Dari Jakarta, Kathmandu, hingga Paris, letupan kericuhan terjadi hampir bersamaan: demonstrasi yang berubah ricuh, isu generasi Z yang kecewa, kemarahan kelas menengah, hingga polarisasi politik yang kian tajam.
Semua terasa seperti kebetulan.
Namun, jika diperhatikan lebih saksama, pola yang sama muncul:
narasi yang membakar emosi, berita yang sulit diverifikasi, dan sentimen yang dipelihara dengan sengaja.
Di sinilah Sengkuni modern memainkan perannya.
Ia tak lagi berpidato di istana seperti dahulu.
Kini, ia bekerja lewat akun anonim, bot yang memproduksi kebencian, dan kampanye digital yang halus namun mematikan.

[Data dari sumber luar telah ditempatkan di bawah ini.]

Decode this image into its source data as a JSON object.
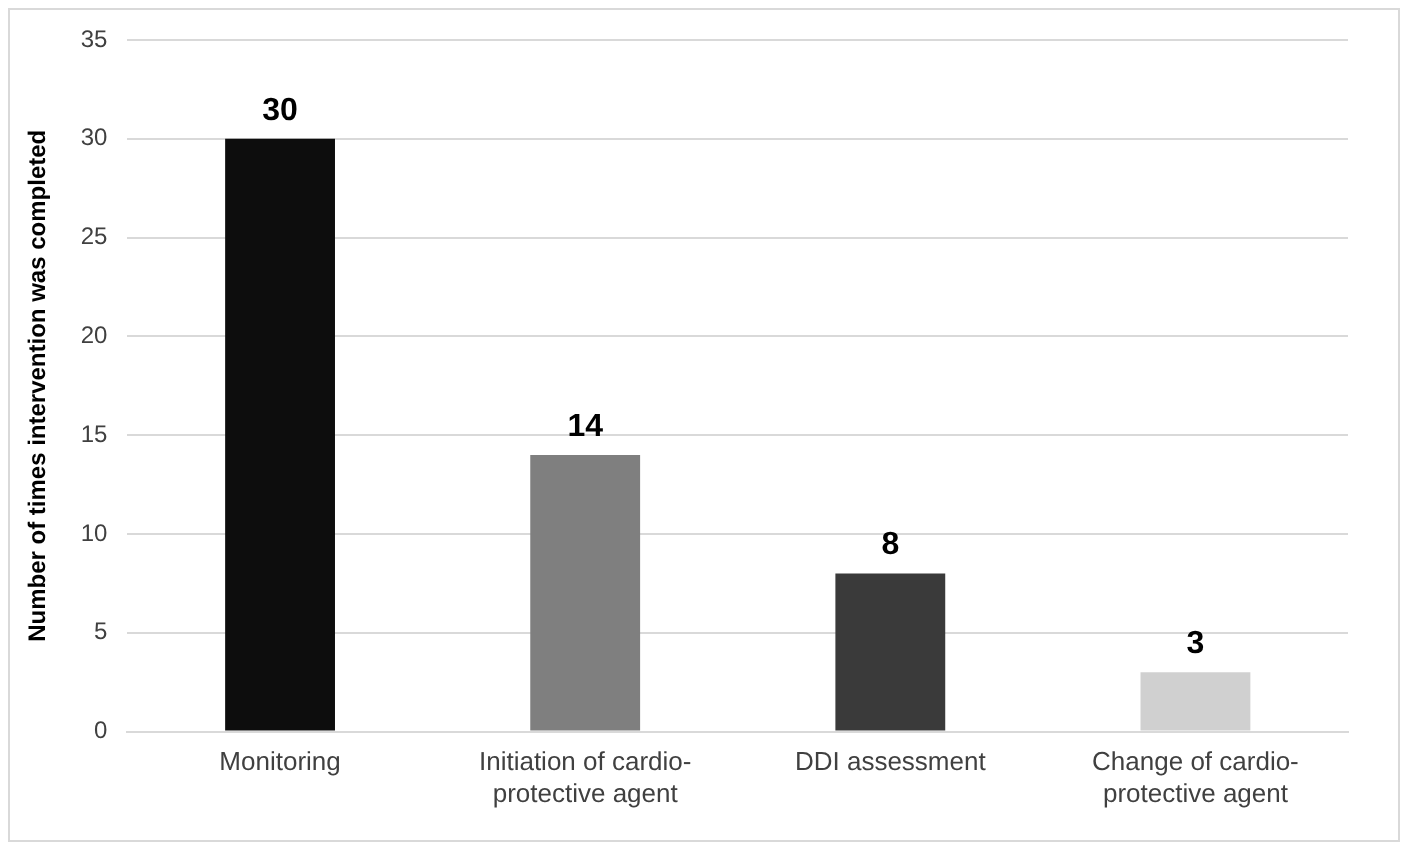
{
  "chart_data": {
    "type": "bar",
    "ylabel": "Number of times intervention was completed",
    "categories": [
      "Monitoring",
      "Initiation of cardio-protective agent",
      "DDI assessment",
      "Change of cardio-protective agent"
    ],
    "values": [
      30,
      14,
      8,
      3
    ],
    "colors": [
      "#0d0d0d",
      "#7f7f7f",
      "#3a3a3a",
      "#d0d0d0"
    ],
    "ylim": [
      0,
      35
    ],
    "yticks": [
      0,
      5,
      10,
      15,
      20,
      25,
      30,
      35
    ],
    "grid": "y",
    "data_labels": true
  }
}
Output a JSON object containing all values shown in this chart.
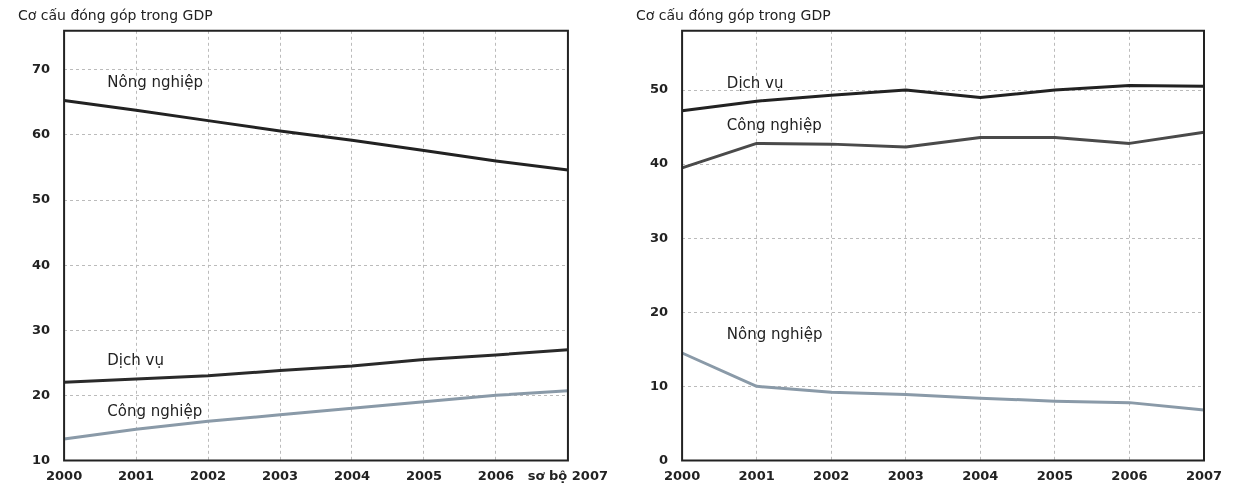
{
  "chart_data": [
    {
      "type": "line",
      "title": "Cơ cấu đóng góp trong GDP",
      "categories": [
        "2000",
        "2001",
        "2002",
        "2003",
        "2004",
        "2005",
        "2006",
        "sơ bộ 2007"
      ],
      "ylim": [
        10,
        76
      ],
      "yticks": [
        10,
        20,
        30,
        40,
        50,
        60,
        70
      ],
      "grid": true,
      "legend": false,
      "marker": "none",
      "line_style": "solid",
      "series": [
        {
          "name": "Nông nghiệp",
          "color": "#222222",
          "values": [
            65.3,
            63.8,
            62.2,
            60.6,
            59.2,
            57.6,
            56,
            54.6
          ]
        },
        {
          "name": "Dịch vụ",
          "color": "#2a2a2a",
          "values": [
            22,
            22.5,
            23,
            23.8,
            24.5,
            25.5,
            26.2,
            27
          ]
        },
        {
          "name": "Công nghiệp",
          "color": "#8a9aa8",
          "values": [
            13.3,
            14.8,
            16,
            17,
            18,
            19,
            20,
            20.7
          ]
        }
      ]
    },
    {
      "type": "line",
      "title": "Cơ cấu đóng góp trong GDP",
      "categories": [
        "2000",
        "2001",
        "2002",
        "2003",
        "2004",
        "2005",
        "2006",
        "2007"
      ],
      "ylim": [
        0,
        58
      ],
      "yticks": [
        0,
        10,
        20,
        30,
        40,
        50
      ],
      "grid": true,
      "legend": false,
      "marker": "none",
      "line_style": "solid",
      "series": [
        {
          "name": "Dịch vụ",
          "color": "#222222",
          "values": [
            47.2,
            48.5,
            49.3,
            50,
            49,
            50,
            50.6,
            50.5
          ]
        },
        {
          "name": "Công nghiệp",
          "color": "#4a4a4a",
          "values": [
            39.5,
            42.8,
            42.7,
            42.3,
            43.6,
            43.6,
            42.8,
            44.3
          ]
        },
        {
          "name": "Nông nghiệp",
          "color": "#8a9aa8",
          "values": [
            14.5,
            10,
            9.2,
            8.9,
            8.4,
            8,
            7.8,
            6.8
          ]
        }
      ]
    }
  ]
}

Sengkuni tak butuh senjata tajam; kata-kata sudah cukup untuk menyalakan perang.
Babak II: Werkudara yang Tertidur
Rakyat, yang di masa lalu diibaratkan sebagai Werkudara dengan tenaga besar dan hati polos, kini terpecah-belah.
Mereka saling serang di ruang digital, percaya pada kabar yang belum jelas kebenarannya, bahkan tega memutus persahabatan demi membela narasi yang mereka anggap benar.